Economics of India’s Population Growth

    0
    1422

    In News

    • The annual State of World Population report 2023 by the UN Population Fund (UNFPA) stated that India’s population is expected to surpass that of China by the middle of this year at the latest.

    History of India’s population

    Period

    Population estimate

    Remarks

    1871

    255 million

    1st Census Data

    1947

    343 million

    At the time of Independence

    2023

    1426 million

    India becomes most populous

     

    Population vs Economic development

    • Starting point of this debate is Thomas Malthus’ argument in 1798.
      • Malthusianism is the theory that population growth is potentially exponential while the growth of the food supply or other resources is linear, which eventually reduces living standards to the point of triggering a population decline.
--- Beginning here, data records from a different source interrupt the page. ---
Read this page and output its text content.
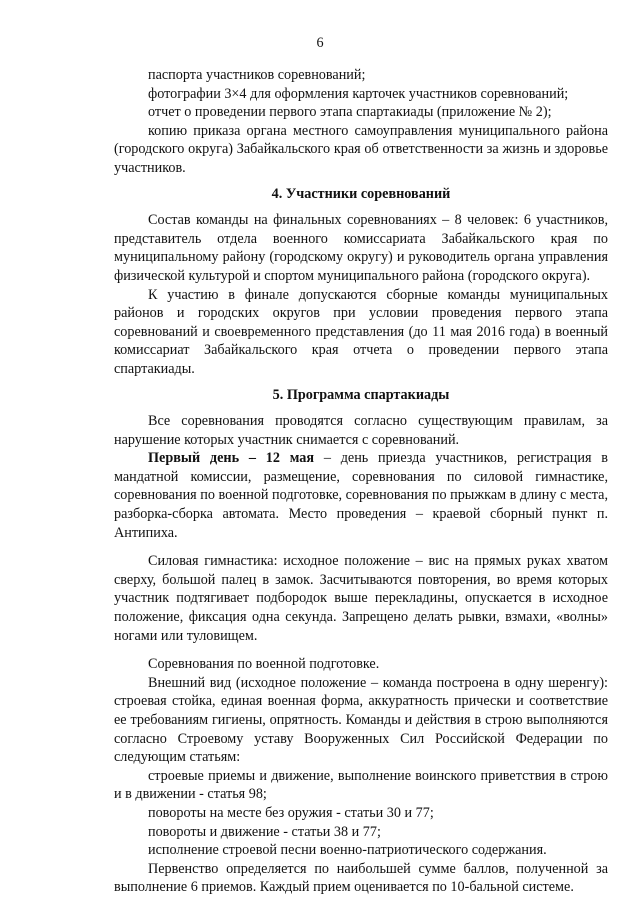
6

паспорта участников соревнований;

фотографии 3×4 для оформления карточек участников соревнований;

отчет о проведении первого этапа спартакиады (приложение № 2);

копию приказа органа местного самоуправления муниципального района (городского округа) Забайкальского края об ответственности за жизнь и здоровье участников.

4. Участники соревнований

Состав команды на финальных соревнованиях – 8 человек: 6 участников, представитель отдела военного комиссариата Забайкальского края по муниципальному району (городскому округу) и руководитель органа управления физической культурой и спортом муниципального района (городского округа).

К участию в финале допускаются сборные команды муниципальных районов и городских округов при условии проведения первого этапа соревнований и своевременного представления (до 11 мая 2016 года) в военный комиссариат Забайкальского края отчета о проведении первого этапа спартакиады.

5. Программа спартакиады

Все соревнования проводятся согласно существующим правилам, за нарушение которых участник снимается с соревнований.

Первый день – 12 мая – день приезда участников, регистрация в мандатной комиссии, размещение, соревнования по силовой гимнастике, соревнования по военной подготовке, соревнования по прыжкам в длину с места, разборка-сборка автомата. Место проведения – краевой сборный пункт п. Антипиха.

Силовая гимнастика: исходное положение – вис на прямых руках хватом сверху, большой палец в замок. Засчитываются повторения, во время которых участник подтягивает подбородок выше перекладины, опускается в исходное положение, фиксация одна секунда. Запрещено делать рывки, взмахи, «волны» ногами или туловищем.

Соревнования по военной подготовке.

Внешний вид (исходное положение – команда построена в одну шеренгу): строевая стойка, единая военная форма, аккуратность прически и соответствие ее требованиям гигиены, опрятность. Команды и действия в строю выполняются согласно Строевому уставу Вооруженных Сил Российской Федерации по следующим статьям:

строевые приемы и движение, выполнение воинского приветствия в строю и в движении - статья 98;

повороты на месте без оружия - статьи 30 и 77;

повороты и движение - статьи 38 и 77;

исполнение строевой песни военно-патриотического содержания.

Первенство определяется по наибольшей сумме баллов, полученной за выполнение 6 приемов. Каждый прием оценивается по 10-бальной системе.
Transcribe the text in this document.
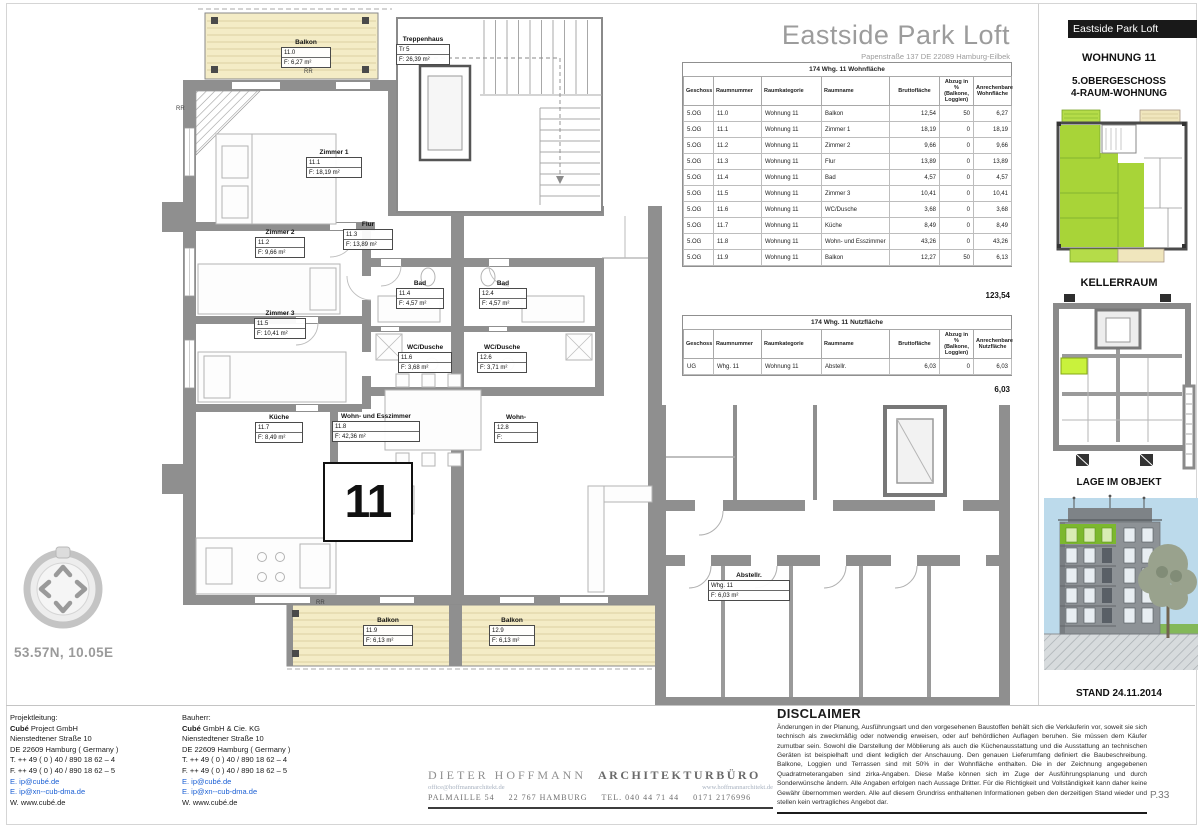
53.57N, 10.05E
11
RR
RR
RR
Balkon
11.0
F: 6,27 m²
Treppenhaus
Tr 5
F: 26,39 m²
Zimmer 1
11.1
F: 18,19 m²
Zimmer 2
11.2
F: 9,66 m²
Flur
11.3
F: 13,89 m²
Bad
11.4
F: 4,57 m²
Bad
12.4
F: 4,57 m²
Zimmer 3
11.5
F: 10,41 m²
WC/Dusche
11.6
F: 3,68 m²
WC/Dusche
12.6
F: 3,71 m²
Küche
11.7
F: 8,49 m²
Wohn- und Esszimmer
11.8
F: 42,36 m²
Wohn-
12.8
F:
Balkon
11.9
F: 6,13 m²
Balkon
12.9
F: 6,13 m²
Abstellr.
Whg. 11
F: 6,03 m²
Eastside Park Loft
Papenstraße 137 DE 22089 Hamburg-Eilbek
174 Whg. 11 Wohnfläche
Geschoss	Raumnummer	Raumkategorie	Raumname	Bruttofläche	Abzug in % (Balkone, Loggien)	Anrechenbare Wohnfläche
5.OG	11.0	Wohnung 11	Balkon	12,54	50	6,27
5.OG	11.1	Wohnung 11	Zimmer 1	18,19	0	18,19
5.OG	11.2	Wohnung 11	Zimmer 2	9,66	0	9,66
5.OG	11.3	Wohnung 11	Flur	13,89	0	13,89
5.OG	11.4	Wohnung 11	Bad	4,57	0	4,57
5.OG	11.5	Wohnung 11	Zimmer 3	10,41	0	10,41
5.OG	11.6	Wohnung 11	WC/Dusche	3,68	0	3,68
5.OG	11.7	Wohnung 11	Küche	8,49	0	8,49
5.OG	11.8	Wohnung 11	Wohn- und Esszimmer	43,26	0	43,26
5.OG	11.9	Wohnung 11	Balkon	12,27	50	6,13
123,54
174 Whg. 11 Nutzfläche
Geschoss	Raumnummer	Raumkategorie	Raumname	Bruttofläche	Abzug in % (Balkone, Loggien)	Anrechenbare Nutzfläche
UG	Whg. 11	Wohnung 11	Abstellr.	6,03	0	6,03
6,03
Eastside Park Loft
WOHNUNG 11
5.OBERGESCHOSS
4-RAUM-WOHNUNG
KELLERRAUM
LAGE IM OBJEKT
STAND 24.11.2014
Projektleitung:
Cubé Project GmbH
Nienstedtener Straße 10
DE 22609 Hamburg ( Germany )
T. ++ 49 ( 0 ) 40 / 890 18 62 – 4
F. ++ 49 ( 0 ) 40 / 890 18 62 – 5
E. ip@cubé.de
E. ip@xn--cub-dma.de
W. www.cubé.de
Bauherr:
Cubé GmbH & Cie. KG
Nienstedtener Straße 10
DE 22609 Hamburg ( Germany )
T. ++ 49 ( 0 ) 40 / 890 18 62 – 4
F. ++ 49 ( 0 ) 40 / 890 18 62 – 5
E. ip@cubé.de
E. ip@xn--cub-dma.de
W. www.cubé.de
DIETER HOFFMANN ARCHITEKTURBÜRO
office@hoffmannarchitekt.de	www.hoffmannarchitekt.de
PALMAILLE 54 22 767 HAMBURG TEL. 040 44 71 44 0171 2176996
DISCLAIMER
Änderungen in der Planung, Ausführungsart und den vorgesehenen Baustoffen behält sich die Verkäuferin vor, soweit sie sich technisch als zweckmäßig oder notwendig erweisen, oder auf behördlichen Auflagen beruhen. Sie müssen dem Käufer zumutbar sein. Sowohl die Darstellung der Möblierung als auch die Küchenausstattung und die Ausstattung an technischen Geräten ist beispielhaft und dient lediglich der Anschauung. Den genauen Lieferumfang definiert die Baubeschreibung. Balkone, Loggien und Terrassen sind mit 50% in der Wohnfläche enthalten. Die in der Zeichnung angegebenen Quadratmeterangaben sind zirka-Angaben. Diese Maße können sich im Zuge der Ausführungsplanung und durch Sonderwünsche ändern. Alle Angaben erfolgen nach Aussage Dritter. Für die Richtigkeit und Vollständigkeit kann daher keine Gewähr übernommen werden. Alle auf diesem Grundriss enthaltenen Informationen geben den derzeitigen Stand wieder und stellen kein vertragliches Angebot dar.
P.33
This event, called a Malthusian catastrophe.
      • Since then, however, the world population has grown eight times to reach 8 billion.
    • During the 1950s and 60s, “the general view of economists was that high birth rates and rapid population growth in poor countries would divert scarce capital away from savings and investment, thereby placing a drag on economic development.
    • However, between the 1970s and 1990s, several studies “failed to detect a robust relationship between national population growth rates and per capita income growth”
    • The global view reverted in the 1990s when researchers again found a clear “negative association between population growth and economic performance”.
      • During this time, World was also introduced to the concept of “demographic dividend” i.e., high economic growth when there is a bulge in the working-age population (roughly speaking, population between 15 and 65 years).

    In Indian Context

    • Opportunities for India:
      • Theory of demographic transition suggests that population growth is linked to overall levels of economic development as more people are able to produce more goods.
      • The rising young population (>66 % population in 15-59 age) provides India with a great opportunity for growth, peppered with the possibility of path-breaking innovation.
      • India’s population heterogeneity ensures that this window of demographic dividend becomes available at different times in different States.
      • Farming and industry will be able to benefit from economies of scale.
      • It will lead to higher tax revenues which can be spent on public goods, such as health care and environmental projects.
      • The size of the population is intimately connected to the global power dynamics shaping the relationship between nations and regions.
    • Issues with population:
      • The increase in the working-age population may lead to rising unemployment, fueling economic and social risks. 
      • High population growth also affects the faster depletion of resources.
      • The 65+ category is going to grow quite fast i.e., increase from 8.6% now to 13% by 2030.
      • If India is unable to reap demographic dividend, it will become a demographic disaster.

    Lessons for India  

    • India’s fertility rate (the number of children per woman) is already below the replacement rate of 2.1 but the population will peak by 2064.
    • The bigger challenge now is to figure out how to best use India’s demographic dividend because despite China growing at remarkably high over the past four decades it may become old before becoming rich.
    • Countries like Singapore, Taiwan and South Korea have already shown us how demographic dividend can be reaped to achieve incredible economic growth by:
      • Increasing women’s participation in the workforce. As of 2022,29.4 % of women were working or looking for work, down from 34.1% in 2003-04.
      • Investing more in children and adolescents, particularly in nutrition and learning during early childhood.
      • A greater focus needs to be on transitioning from secondary education to universal skilling and entrepreneurship, as done in South Korea.
      • Health investments – Evidence suggests that better health facilitates improved economic production.
      • Making reproductive healthcare services accessible on a rights-based approach. We need to provide universal access to high-quality primary healthcare.
      • India needs to address the diversity between States. Southern States, which are advanced in demographic transition, already have a higher percentage of older people.
      • A new federal approach to governance reforms for demographic dividend will need to be put in place for policy coordination between States on various emerging population issues such as migration, ageing, skilling, female workforce participation and urbanization.

    Conclusion

    • India has a window of opportunity to reap the benefits of demographic dividend until 2040s otherwise it could become demographic liability or demographic disaster.